1,000 adoption link-ups 'derisory'
Published 26/11/2012 | 05:00
MORE than 1,000 adopted people and their birth relatives have been reunited by the National Adoption Register.
However, an advocate for adopted people has described this figure as "derisory" and said more needs to be done to publicise the register.
Some 7,068 people who were adopted as children have joined the register while 3,137 natural relatives – most of them birth parents – have also signed up.
So far, this has resulted in 540 matches whereby a person placed for adoption and their natural relative have both joined the register.
Susan Lohan, co-founder of Adoption Rights Alliance, said the fact that just over 1,000 people have been matched since the register was founded in 2005 is disappointing.
She said there were around 50,000 adopted people in Ireland, and, taking into account birth parents, grandparents and siblings, she gave a "conservative" estimate of 200,000 people who could be using the service.
Ms Lohan said this meant the register had achieved "a derisory 0.5pc matching rate".
"The flaw is that it's not reaching the people most required – natural mothers, particularly the natural mothers above a certain age, and this is due to a lack of publicity.

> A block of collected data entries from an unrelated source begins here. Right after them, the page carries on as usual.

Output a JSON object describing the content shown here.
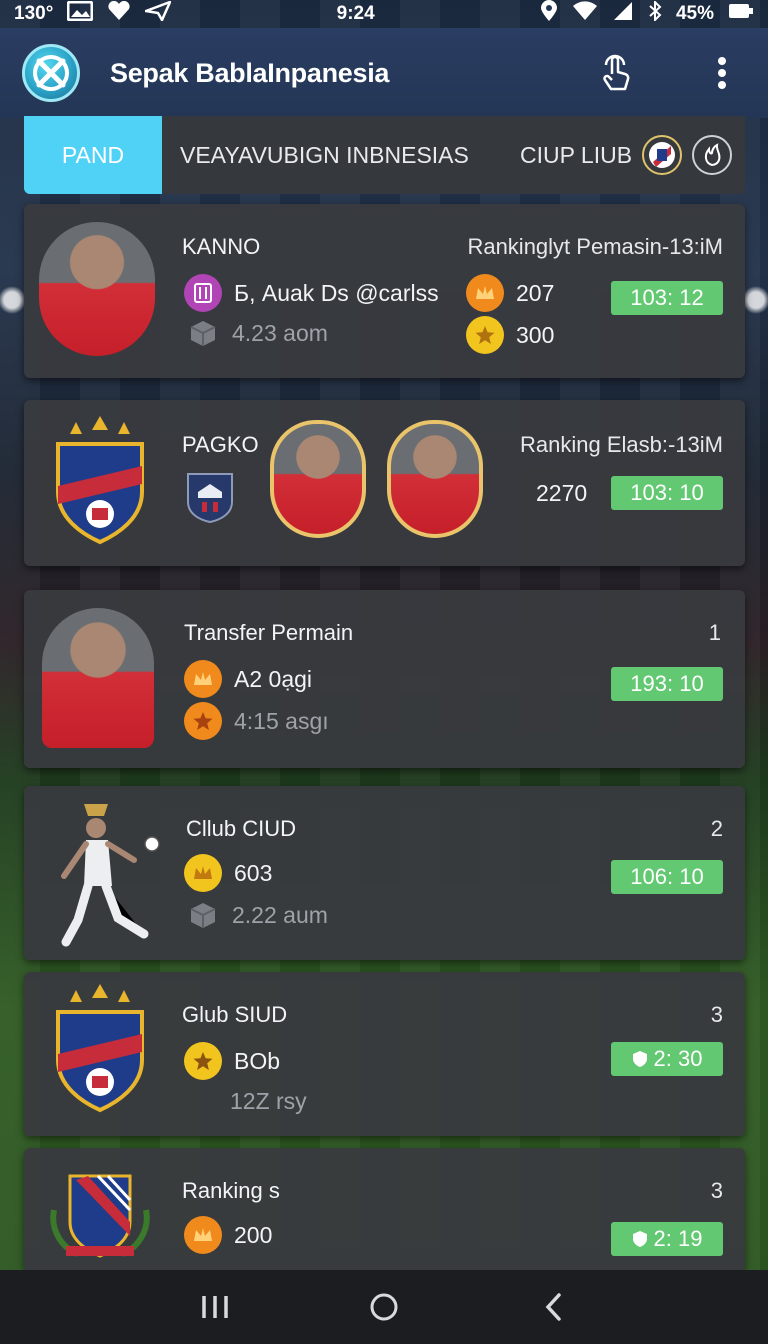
{
  "status_bar": {
    "left_text": "130°",
    "time": "9:24",
    "battery": "45%"
  },
  "app_bar": {
    "title": "Sepak BablaInpanesia",
    "icons": [
      "app-logo-icon",
      "touch-icon",
      "more-vert-icon"
    ]
  },
  "tabs": [
    {
      "label": "PAND",
      "active": true
    },
    {
      "label": "VEAYAVUBIGN INBNESIAS",
      "active": false
    },
    {
      "label": "CIUP LIUB",
      "active": false
    }
  ],
  "cards": [
    {
      "title": "KANNO",
      "subtitle": "Б, Auak Ds @carlss",
      "muted": "4.23 aom",
      "right_header": "Rankinglyt Pemasin-13:iM",
      "stat1": "207",
      "stat2": "300",
      "badge": "103: 12"
    },
    {
      "title": "PAGKO",
      "right_header": "Ranking Elasb:-13iM",
      "value": "2270",
      "badge": "103: 10"
    },
    {
      "title": "Transfer Permain",
      "line1": "A2 0ạgi",
      "line2": "4:15 asgı",
      "rank": "1",
      "badge": "193: 10"
    },
    {
      "title": "Cllub CIUD",
      "line1": "603",
      "muted": "2.22 aum",
      "rank": "2",
      "badge": "106: 10"
    },
    {
      "title": "Glub SIUD",
      "line1": "BOb",
      "muted": "12Z rsy",
      "rank": "3",
      "badge": "2: 30"
    },
    {
      "title": "Ranking s",
      "line1": "200",
      "rank": "3",
      "badge": "2: 19"
    }
  ],
  "colors": {
    "accent": "#4fd2f5",
    "badge_green": "#62c872",
    "card_bg": "#383a3e",
    "app_bar": "#2a3d62"
  }
}
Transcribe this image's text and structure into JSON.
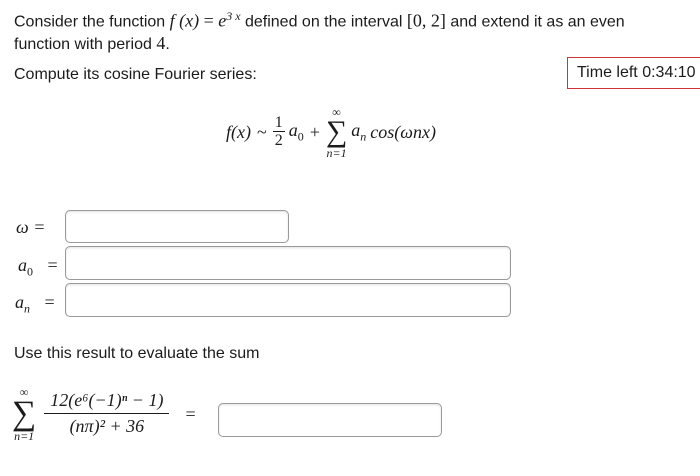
{
  "problem": {
    "intro_text": "Consider the function",
    "f_of_x": "f (x)",
    "equals": "=",
    "base": "e",
    "exponent": "3 x",
    "defined_text": "defined on the interval",
    "interval": "[0, 2]",
    "extend_text": "and extend it as an even",
    "line2_text": "function with period",
    "period": "4",
    "period_dot": ".",
    "compute_text": "Compute its cosine Fourier series:"
  },
  "timer": {
    "label": "Time left 0:34:10"
  },
  "series_formula": {
    "lhs": "f(x)",
    "tilde": "~",
    "half_num": "1",
    "half_den": "2",
    "a0": "a",
    "a0_sub": "0",
    "plus": "+",
    "sum_top": "∞",
    "sum_symbol": "∑",
    "sum_bottom": "n=1",
    "an": "a",
    "an_sub": "n",
    "cos_text": "cos(ωnx)"
  },
  "answers": {
    "omega_label": "ω =",
    "a0_label_main": "a",
    "a0_label_sub": "0",
    "a0_eq": "=",
    "an_label_main": "a",
    "an_label_sub": "n",
    "an_eq": "=",
    "omega_value": "",
    "a0_value": "",
    "an_value": ""
  },
  "evaluate": {
    "text": "Use this result to evaluate the sum",
    "sum_top": "∞",
    "sum_symbol": "∑",
    "sum_bottom": "n=1",
    "numerator": "12(e⁶(−1)ⁿ − 1)",
    "denominator": "(nπ)² + 36",
    "eq": "=",
    "sum_value": ""
  }
}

"You can see from the figures that there can only ever be a mismatch because there are twice as many adopted people as parents on the register. It should be the other way around," she argued.

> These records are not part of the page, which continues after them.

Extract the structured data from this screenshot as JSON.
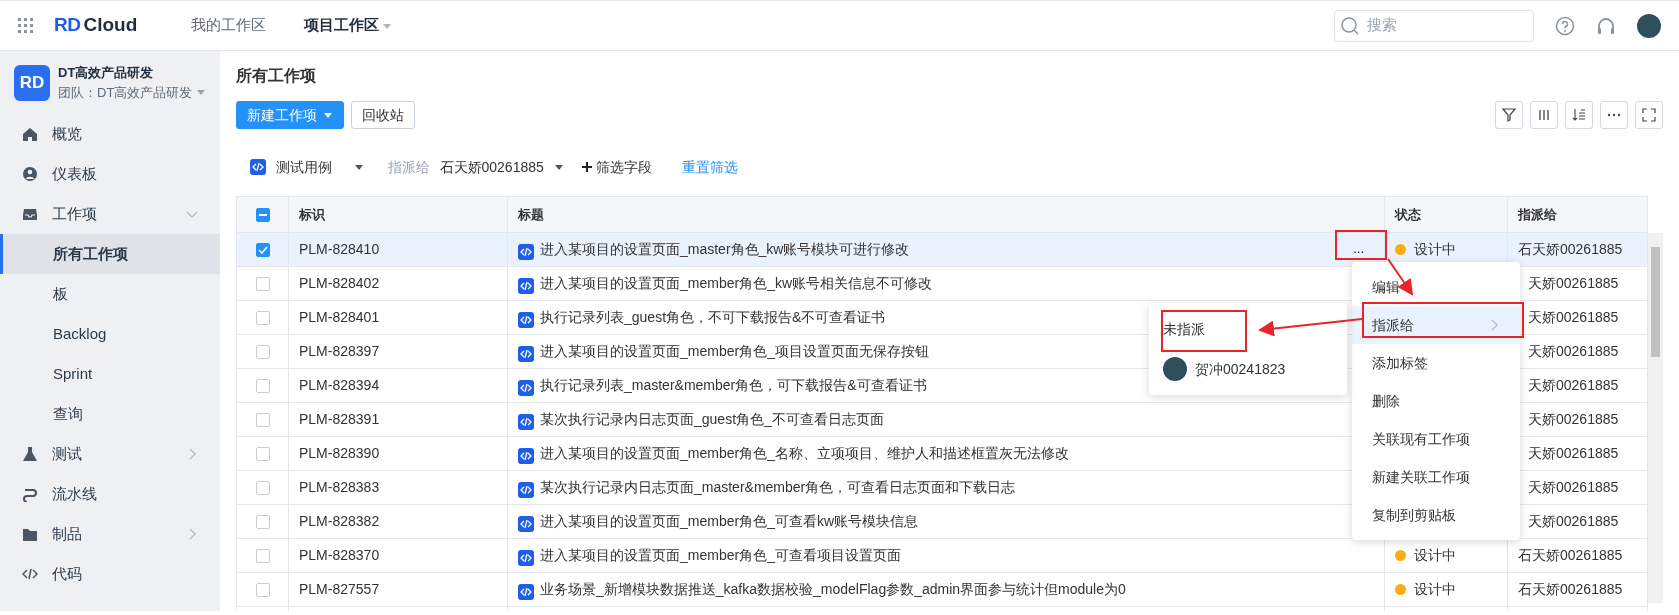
{
  "topbar": {
    "logo_mark": "RD",
    "logo_text": "Cloud",
    "nav": [
      {
        "label": "我的工作区",
        "selected": false,
        "dropdown": false
      },
      {
        "label": "项目工作区",
        "selected": true,
        "dropdown": true
      }
    ],
    "search": {
      "placeholder": "搜索"
    }
  },
  "sidebar": {
    "project": {
      "badge": "RD",
      "name": "DT高效产品研发",
      "team": "团队：DT高效产品研发"
    },
    "items": [
      {
        "label": "概览",
        "selected": false
      },
      {
        "label": "仪表板",
        "selected": false
      },
      {
        "label": "工作项",
        "selected": false,
        "expanded": true,
        "children": [
          {
            "label": "所有工作项",
            "selected": true
          },
          {
            "label": "板",
            "selected": false
          },
          {
            "label": "Backlog",
            "selected": false
          },
          {
            "label": "Sprint",
            "selected": false
          },
          {
            "label": "查询",
            "selected": false
          }
        ]
      },
      {
        "label": "测试",
        "selected": false,
        "expanded": false
      },
      {
        "label": "流水线",
        "selected": false
      },
      {
        "label": "制品",
        "selected": false,
        "expanded": false
      },
      {
        "label": "代码",
        "selected": false
      }
    ]
  },
  "page": {
    "title": "所有工作项",
    "buttons": [
      {
        "label": "新建工作项",
        "primary": true,
        "dropdown": true
      },
      {
        "label": "回收站",
        "primary": false,
        "dropdown": false
      }
    ]
  },
  "filters": {
    "type": "测试用例",
    "assignee_label": "指派给",
    "assignee": "石天娇00261885",
    "add_field": "筛选字段",
    "reset": "重置筛选"
  },
  "table": {
    "columns": [
      "标识",
      "标题",
      "状态",
      "指派给"
    ],
    "header_indeterminate": true,
    "rows": [
      {
        "id": "PLM-828410",
        "title": "进入某项目的设置页面_master角色_kw账号模块可进行修改",
        "more_button": "...",
        "status": "设计中",
        "assignee": "石天娇00261885",
        "checked": true
      },
      {
        "id": "PLM-828402",
        "title": "进入某项目的设置页面_member角色_kw账号相关信息不可修改",
        "assignee": "天娇00261885",
        "checked": false
      },
      {
        "id": "PLM-828401",
        "title": "执行记录列表_guest角色，不可下载报告&不可查看证书",
        "assignee": "天娇00261885",
        "checked": false
      },
      {
        "id": "PLM-828397",
        "title": "进入某项目的设置页面_member角色_项目设置页面无保存按钮",
        "assignee": "天娇00261885",
        "checked": false
      },
      {
        "id": "PLM-828394",
        "title": "执行记录列表_master&member角色，可下载报告&可查看证书",
        "assignee": "天娇00261885",
        "checked": false
      },
      {
        "id": "PLM-828391",
        "title": "某次执行记录内日志页面_guest角色_不可查看日志页面",
        "assignee": "天娇00261885",
        "checked": false
      },
      {
        "id": "PLM-828390",
        "title": "进入某项目的设置页面_member角色_名称、立项项目、维护人和描述框置灰无法修改",
        "assignee": "天娇00261885",
        "checked": false
      },
      {
        "id": "PLM-828383",
        "title": "某次执行记录内日志页面_master&member角色，可查看日志页面和下载日志",
        "assignee": "天娇00261885",
        "checked": false
      },
      {
        "id": "PLM-828382",
        "title": "进入某项目的设置页面_member角色_可查看kw账号模块信息",
        "assignee": "天娇00261885",
        "checked": false
      },
      {
        "id": "PLM-828370",
        "title": "进入某项目的设置页面_member角色_可查看项目设置页面",
        "status": "设计中",
        "assignee": "石天娇00261885",
        "checked": false
      },
      {
        "id": "PLM-827557",
        "title": "业务场景_新增模块数据推送_kafka数据校验_modelFlag参数_admin界面参与统计但module为0",
        "status": "设计中",
        "assignee": "石天娇00261885",
        "checked": false
      }
    ]
  },
  "context_menu": {
    "items": [
      {
        "label": "编辑",
        "selected": false,
        "submenu": false
      },
      {
        "label": "指派给",
        "selected": true,
        "submenu": true
      },
      {
        "label": "添加标签",
        "selected": false,
        "submenu": false
      },
      {
        "label": "删除",
        "selected": false,
        "submenu": false
      },
      {
        "label": "关联现有工作项",
        "selected": false,
        "submenu": false
      },
      {
        "label": "新建关联工作项",
        "selected": false,
        "submenu": false
      },
      {
        "label": "复制到剪贴板",
        "selected": false,
        "submenu": false
      }
    ],
    "submenu": {
      "items": [
        {
          "label": "未指派",
          "avatar": false
        },
        {
          "label": "贺冲00241823",
          "avatar": true
        }
      ]
    }
  }
}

Ms Lohan described the National Adoption Contact Preference Register (NACPR) as "mere optics".
"We want the same system as in the UK where, on reaching 18, you get access to your file. In the case of Ireland, that could mean your birth certificate and your original name. Some adopted people could even get their early medical and care records and for people caught up in the illegal vaccine trials this would be very serious," she added.
An Adoption Authority spokesman said it receives around 30 applications to join the register each week and "strongly encouraged" any adopted person or birth relative who wanted to get information or make contact to do so.
"We would point out that the NACPR is also open to those who don't, for whatever reason, feel ready for contact at present and allows them to let the other parties know this in a completely safe and confidential manner. The register also provides for the passing on of relevant background information, especially medical history, which is becoming increasingly relevant these days," he added.